14437 tokens appeared only once in the corpus.


# 1 (e)
Intuitively, we should not consider "_" or numbers to be a word. But python treats them as a word. So apply the re.search function here which returns TRUE if there is at least one a to z letter in the string. The variable token_words is the tokenizer output with only words.

In [None]:
token_words = [word for word in token_full if re.search(r'[a-z]+', word)]
frequency_word=collections.Counter(token_words)
length_token_word=len(token_words)
unique_token_word=len(frequency_word)
print("The total number of words is:", length_token_word)
print("The total number of unique words is:", unique_token_word)
print("The lexical diversity(type/word ratio) of the corpus is:", unique_token_word/length_token_word)

The total number of words is: 3920618
The total number of unique words is: 27721
The lexical diversity(type/word ratio) of the corpus is: 0.007070568976625623


# 1 (f)
When reading the file "stop_words.txt", there is one word per line. So we apply the re.findall function here again with a pattern r'\w+'. This means placing all words into a list with one word per element. This produced the stopword list. Then we need to produce a new list token_without_stopword that contains all words in the list token_word but not in the list stopword. I initially programmed a loop to finish this step. But when I tried the filter with lambda function method that studied online, the compute speed increased. \\
The filter function can accept a function and a list as input, produce a filter object output. It will run the input function with every element of the input list. If the input function can produce True or False, then only elements with True value would be saved. If the input function produces other output, then the filter function would keep all elements in the input list. Here the lambda function is a quick version to define a function. It will return True if the item is in the list stopword and False otherwise.

In [None]:

token_without_stopwords = list(filter(lambda item: item not in stopword, token_words))
frequency_without_stopwords=collections.Counter(token_without_stopwords)
length_token_without_stopwords=len(token_without_stopwords)
unique_token_word_stopwords=len(frequency_without_stopwords)
print("the top 20 most frequent words and their frequencies are:",frequency_without_stopwords.most_common(20))
print("The lexical diversity(type/word ratio) of the corpus is:", unique_token_word_stopwords/length_token_without_stopwords)

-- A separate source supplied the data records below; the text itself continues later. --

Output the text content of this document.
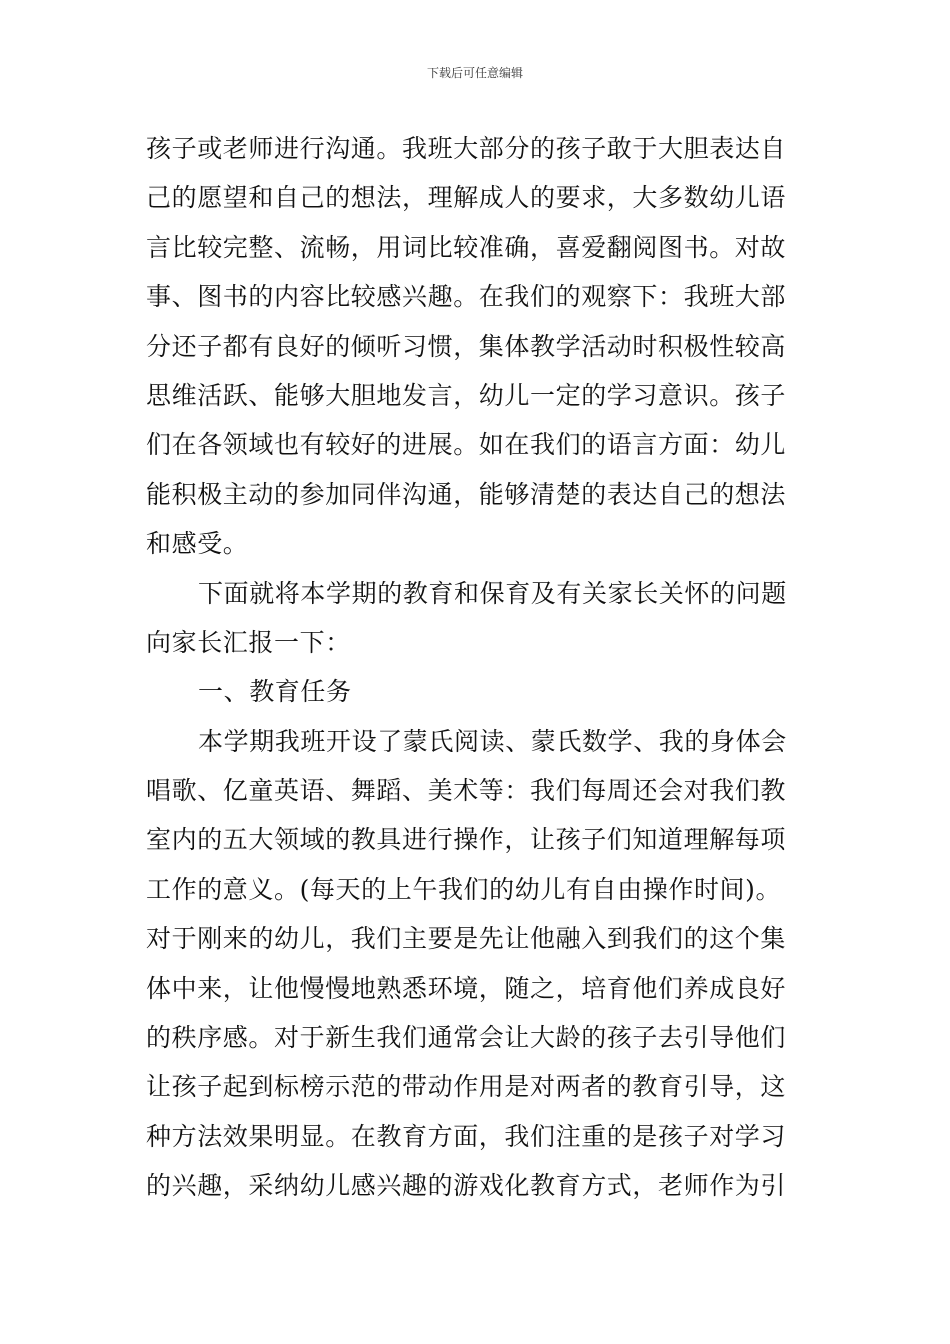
下载后可任意编辑
孩子或老师进行沟通。我班大部分的孩子敢于大胆表达自
己的愿望和自己的想法，理解成人的要求，大多数幼儿语
言比较完整、流畅，用词比较准确，喜爱翻阅图书。对故
事、图书的内容比较感兴趣。在我们的观察下：我班大部
分还子都有良好的倾听习惯，集体教学活动时积极性较高
思维活跃、能够大胆地发言，幼儿一定的学习意识。孩子
们在各领域也有较好的进展。如在我们的语言方面：幼儿
能积极主动的参加同伴沟通，能够清楚的表达自己的想法
和感受。
下面就将本学期的教育和保育及有关家长关怀的问题
向家长汇报一下：
一、教育任务
本学期我班开设了蒙氏阅读、蒙氏数学、我的身体会
唱歌、亿童英语、舞蹈、美术等：我们每周还会对我们教
室内的五大领域的教具进行操作，让孩子们知道理解每项
工作的意义。(每天的上午我们的幼儿有自由操作时间)。
对于刚来的幼儿，我们主要是先让他融入到我们的这个集
体中来，让他慢慢地熟悉环境，随之，培育他们养成良好
的秩序感。对于新生我们通常会让大龄的孩子去引导他们
让孩子起到标榜示范的带动作用是对两者的教育引导，这
种方法效果明显。在教育方面，我们注重的是孩子对学习
的兴趣，采纳幼儿感兴趣的游戏化教育方式，老师作为引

the top 20 most frequent words and their frequencies are: [('agreement', 43655), ('party', 33277), ('parties', 13523), ('section', 13350), ('company', 12638), ('information', 10943), ('product', 10923), ('date', 10181), ('products', 8201), ('rights', 8067), ('services', 7890), ('applicable', 7540), ('business', 7343), ('set', 7058), ('confidential', 6916), ('written', 6818), ('terms', 6714), ('right', 6681), ('term', 6676), ('notice', 6660)]
The lexical diversity(type/word ratio) of the corpus is: 0.014535317221483754


# 1 (g)
NLTK library has a function called bigrams, it can produce a bigrams object. If the input is a string, it will put all two letters next to each other in one tuple(for example, "list(nltk.bigrams("abcd"))" would produce "\[('a', 'b'), ('b', 'c'), ('c', 'd')\]"). If the input is a list, then it will put all two elements next to each other in one tuple("list(nltk.bigrams(\['a','b','c','d'\]))" would produce "\[('a', 'b'), ('b', 'c'), ('c', 'd')\]").

In [None]:
consecutive_words=list(nltk.bigrams(token_without_stopwords))
frequency_consecutive_words=collections.Counter(consecutive_words)
print("the top 20 most frequent consecutive words and their frequencies are:",frequency_consecutive_words.most_common(20))

the top 20 most frequent consecutive words and their frequencies are: [(('confidential', 'information'), 3607), (('intellectual', 'property'), 2936), (('effective', 'date'), 2840), (('written', 'notice'), 2386), (('terms', 'conditions'), 2087), (('set', 'section'), 1826), (('prior', 'written'), 1814), (('term', 'agreement'), 1709), (('confidential', 'treatment'), 1540), (('termination', 'agreement'), 1434), (('parties', 'agree'), 1417), (('securities', 'exchange'), 1410), (('receiving', 'party'), 1368), (('pursuant', 'section'), 1353), (('written', 'consent'), 1330), (('party', 'party'), 1313), (('united', 'states'), 1269), (('applicable', 'law'), 1249), (('disclosing', 'party'), 1210), (('agreement', 'party'), 1206)]